Active garment recognition and target grasping point detection using deep learning

Enric Corona, Guillem Alenyà, Toni Gabàs and Carme Torras

Abstract: Identification and bi-manual handling of deformable objects, like textiles, is one of the most challenging tasks in the field of industrial and service robotics. Their unpredictable shape and pose makes it very difficult to identify the type of garment and locate the most relevant parts that can be used for grasping. In this paper, we propose an algorithm that first, identifies the type of garment and second, performs a search of the two grasping points that allow a robot to bring the garment to a known pose. We show that using an active search strategy it is possible to grasp a garment directly from predefined grasping points, as opposed to the usual approach based on multiple re-graspings of the lowest hanging parts. Our approach uses a hierarchy of three Convolutional Neural Networks (CNNs) with different levels of specialization, trained both with synthetic and real images. The results obtained in the three steps (recognition, first grasping point, second grasping point) are promising. Experiments with real robots show that most of the errors are due to unsuccessful grasps and not to the localization of the grasping points, thus a more robust grasping strategy is required.

System overview

We present a pipeline based on Convolutional Neural Networks (CNN) to carry out garment identification and bring them to a known configuration. A piece of cloth is in a known configuration when it is grasped from two predefined reference points, in order to perform a task such as folding the garment or dressing a person. The process has the following steps:

  1. Garment classification: A first CNN, trained on real and simulated data, classifies a hanging garment grasped by a robot.
  2. First grasping point: A second CNN, trained on simulated data, predicts if the two reference points are visible and their location. If any of the points is visible, the robot will grasp it. If not, the garment will be turned until a point is visible.
  3. Second grasping point: Having grasped the garment from the first reference point a third CNN, trained also on simulated data, predicts the visibility and position of the second reference point.
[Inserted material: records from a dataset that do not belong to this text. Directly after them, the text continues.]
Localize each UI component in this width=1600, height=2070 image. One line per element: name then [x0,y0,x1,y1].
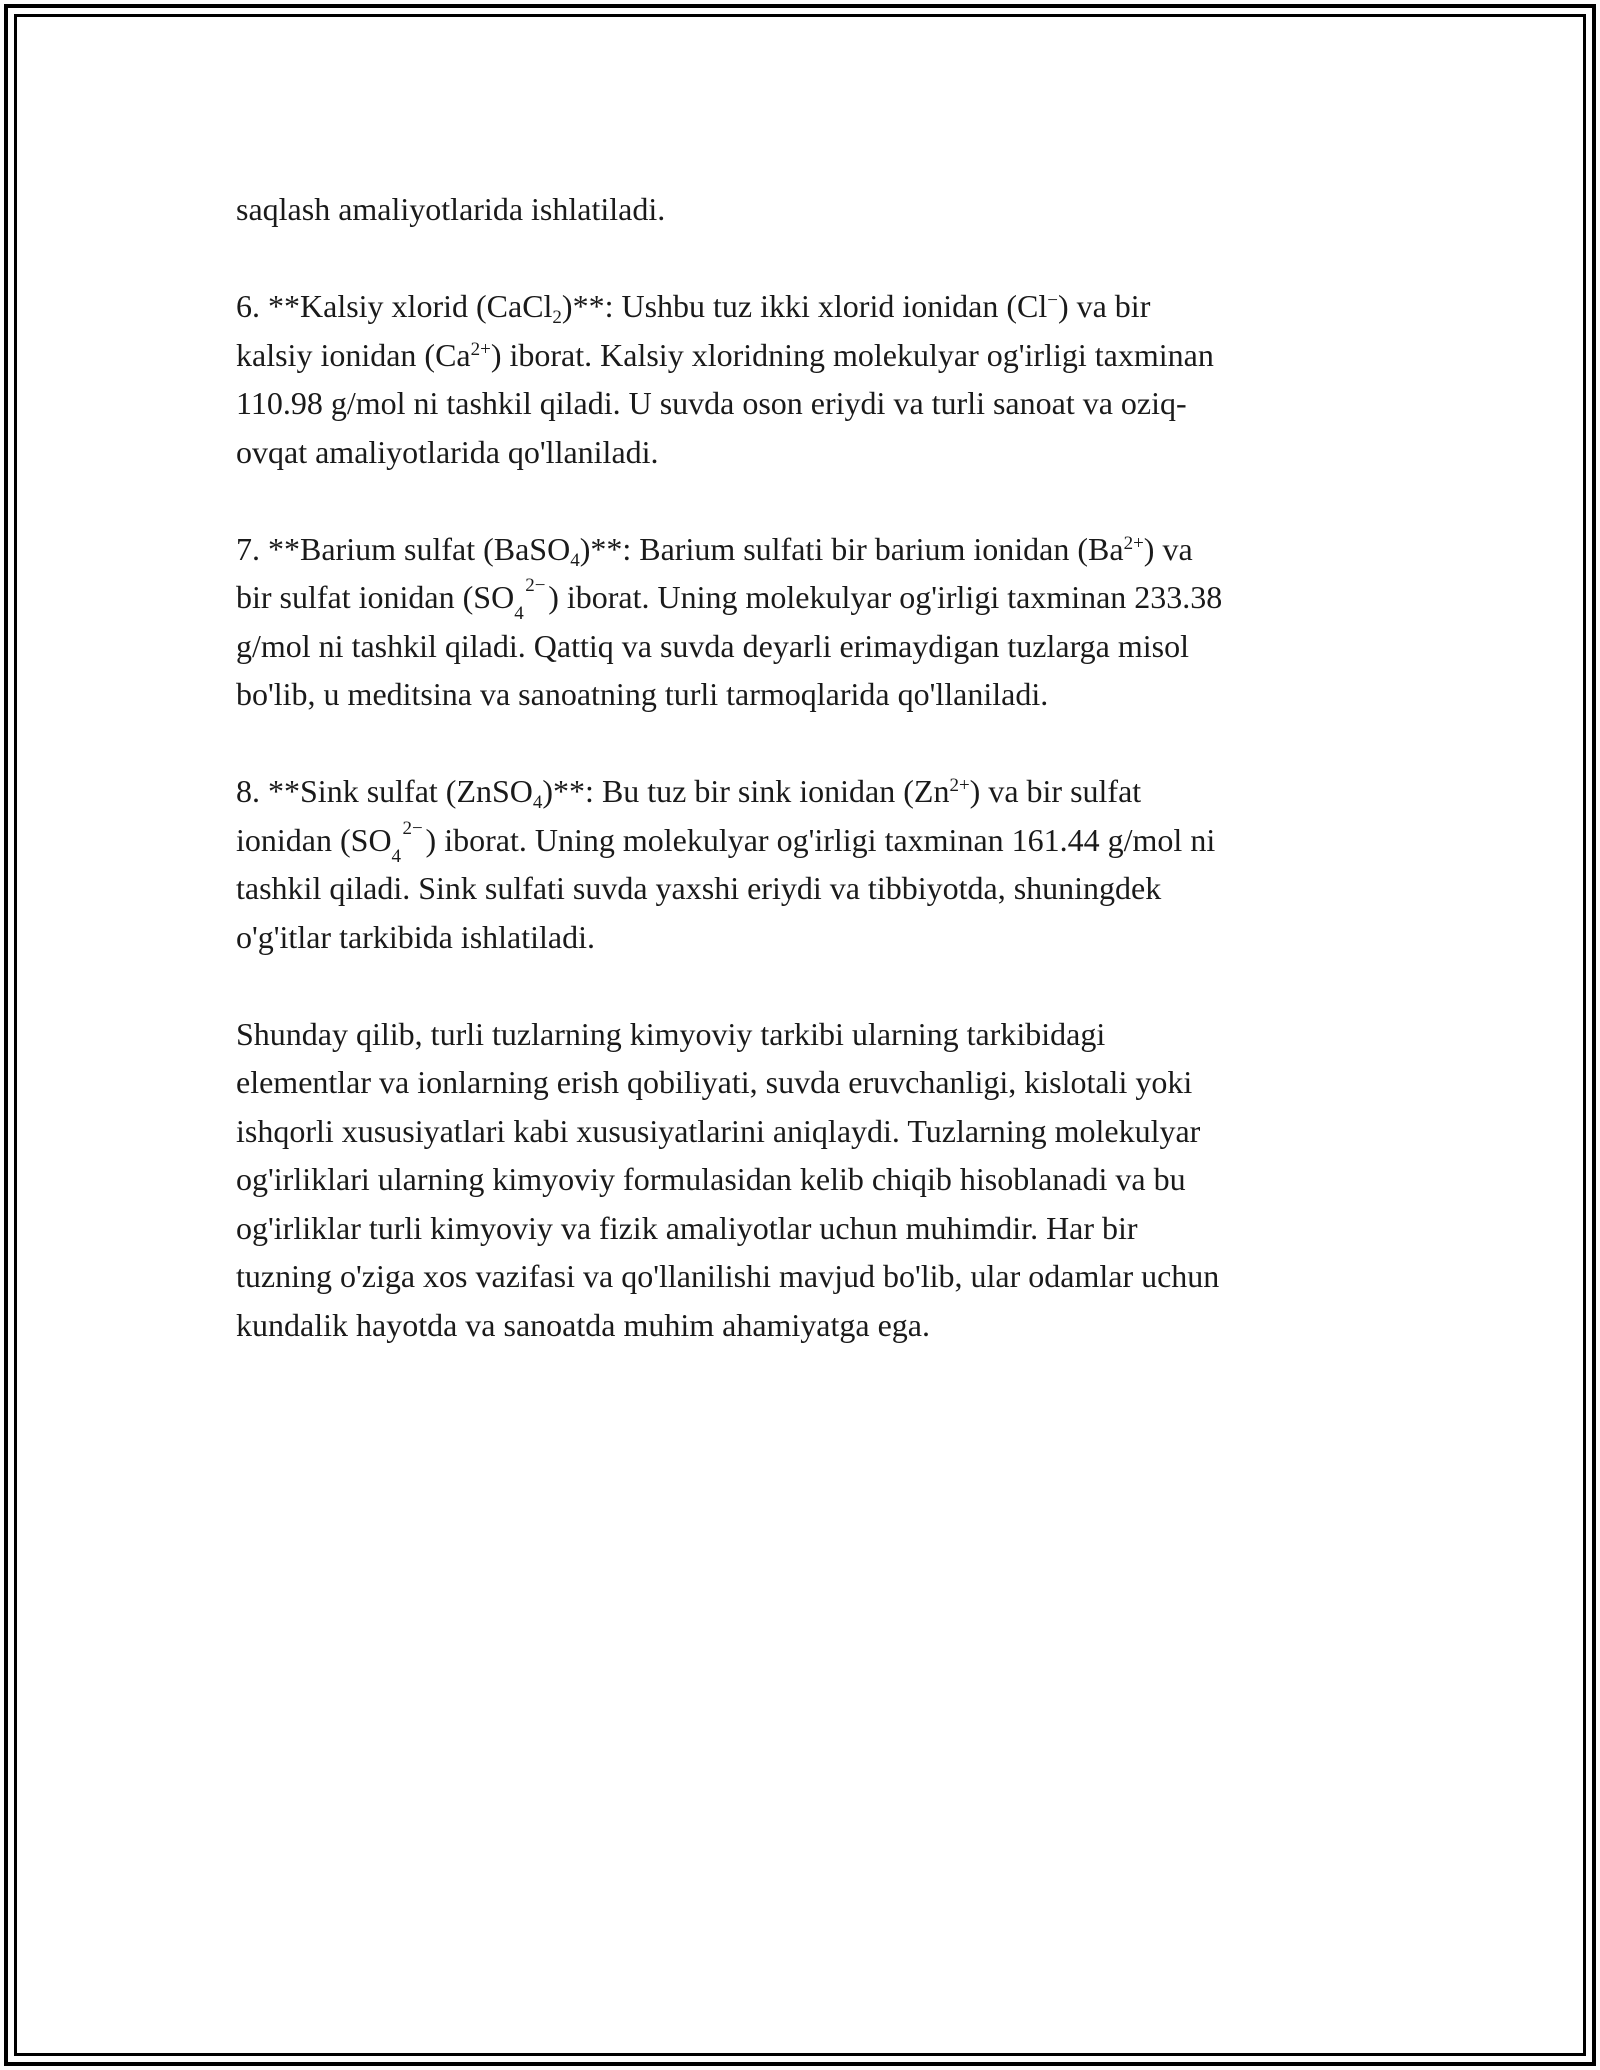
subscript: 4 [532,792,543,813]
text-span: ) iborat. Uning molekulyar og'irligi taxminan 161.44 g/mol ni [425,821,1216,858]
text-line [236,282,1376,331]
text-span: bir sulfat ionidan (SO [236,579,515,615]
ion-charge [391,817,426,867]
text-line: og'irliklar turli kimyoviy va fizik amaliyotlar uchun muhimdir. Har bir [236,1209,1138,1246]
paragraph-calcium-chloride [236,282,1376,476]
text-span: ) iborat. Uning molekulyar og'irligi taxminan 233.38 [548,579,1223,615]
text-line: kundalik hayotda va sanoatda muhim ahamiyatga ega. [236,1306,930,1343]
text-line [236,767,1376,816]
text-line: Shunday qilib, turli tuzlarning kimyoviy tarkibi ularning tarkibidagi [236,1015,1106,1052]
text-span: ) va bir [1057,288,1151,324]
text-line: elementlar va ionlarning erish qobiliyati, suvda eruvchanligi, kislotali yoki [236,1064,1193,1100]
text-span: kalsiy ionidan (Ca [236,336,471,373]
text-line: tashkil qiladi. Sink sulfati suvda yaxshi eriydi va tibbiyotda, shuningdek [236,870,1162,906]
superscript: 2+ [949,775,970,796]
text-span: )**: Ushbu tuz ikki xlorid ionidan (Cl [561,288,1048,324]
text-line [236,816,1376,865]
text-line: og'irliklari ularning kimyoviy formulasidan kelib chiqib hisoblanadi va bu [236,1161,1186,1197]
subscript: 2 [552,307,562,328]
paragraph-conclusion [236,1010,1376,1350]
subscript: 4 [570,549,580,571]
text-span: )**: Bu tuz bir sink ionidan (Zn [542,773,950,809]
text-line: 110.98 g/mol ni tashkil qiladi. U suvda oson eriydi va turli sanoat va oziq- [236,385,1187,421]
text-span: )**: Barium sulfati bir barium ionidan (Ba [579,530,1124,567]
text-span: ) va bir sulfat [969,773,1142,809]
document-body [236,185,1376,1349]
superscript: 2− [525,575,546,596]
superscript: 2+ [470,338,491,360]
text-line: ishqorli xususiyatlari kabi xususiyatlarini aniqlaydi. Tuzlarning molekulyar [236,1112,1201,1149]
text-line [236,331,1376,380]
text-span: 6. **Kalsiy xlorid (CaCl [236,288,553,324]
text-span: ) iborat. Kalsiy xloridning molekulyar og'irligi taxminan [490,336,1214,373]
paragraph-continuation [236,185,1376,234]
subscript: 4 [514,603,524,624]
superscript: 2+ [1123,532,1144,554]
text-line: bo'lib, u meditsina va sanoatning turli tarmoqlarida qo'llaniladi. [236,676,1049,712]
text-line: saqlash amaliyotlarida ishlatiladi. [236,191,666,227]
text-line [236,573,1376,622]
subscript: 4 [391,845,402,867]
ion-charge [514,575,548,624]
text-span: 7. **Barium sulfat (BaSO [236,530,571,567]
text-line: g/mol ni tashkil qiladi. Qattiq va suvda deyarli erimaydigan tuzlarga misol [236,627,1189,664]
text-line: tuzning o'ziga xos vazifasi va qo'llanilishi mavjud bo'lib, ular odamlar uchun [236,1258,1220,1294]
text-line [236,525,1376,574]
superscript: − [1047,290,1058,311]
paragraph-zinc-sulfate [236,767,1376,961]
text-span: ionidan (SO [236,821,392,858]
paragraph-barium-sulfate [236,525,1376,719]
text-line: o'g'itlar tarkibida ishlatiladi. [236,918,595,955]
text-line: ovqat amaliyotlarida qo'llaniladi. [236,433,659,470]
superscript: 2− [402,817,423,839]
text-span: 8. **Sink sulfat (ZnSO [236,773,533,809]
text-span: ) va [1143,530,1193,567]
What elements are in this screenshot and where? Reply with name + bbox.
The pipeline needs a classifier CNN and two more CNNs per garment, appart from the towel, whose vertexes can be found grasping the lowest point on the image when they are hanging. Then, the reference points for each garment are indicated and the whole process can be automated, since it is trained on simulated images.

Demonstration: Bringing garments to a known configuration

We use the example of a pair of jeans to illustrate the whole process in the following video, and evaluate the performance in the manipulation process. The jeans are initially grasped from a random point in the left column of the video. The ground truth, predefined in the waist, and the predictions are shown in white and green points, respectively. Observe that, in this step the garment can be in an infinite range of positions. If no points are predicted, the robot rotates the garment until at least one point is visible. Then, the middle column shows the pair of jeans being grasped using the point whose coordinates are more accurately localized in the point cloud. A last CNN then predicts the second grasping point, which is then grasped and shown in the third column.

We performed some experiments of the whole process of bringing a grasped real garment to a known configuration. Our setup includes two Barret's WAM robot arms and a Xtion camera. The predictions are not as accurate as in simulation but, still, the process leads to a similar pose to the reference one, for each garment. Regarding the robot execution, we have observed that the grasping action is a critical aspect. Most of the failures were caused by defective graspings, mainly because the robot gripper sometimes collides with the garment in the approach trajectory changing the grasping point position. We think that a more elaborated grasping strategy will help, for example using a specific grasping orientation for each point. This orientation could be either predicted with the CNN or computed from the garment pointcloud. Moreover, our gripper is generic and a specialized gripper for garment manipulation may help.


  1. E. Corona, G. Alenyà, T. Gabas, and C. Torras, “Active garment recognition and target grasping point detection using deep learning,” Pattern Recognition, vol. 74, pp. 629–641, 2018.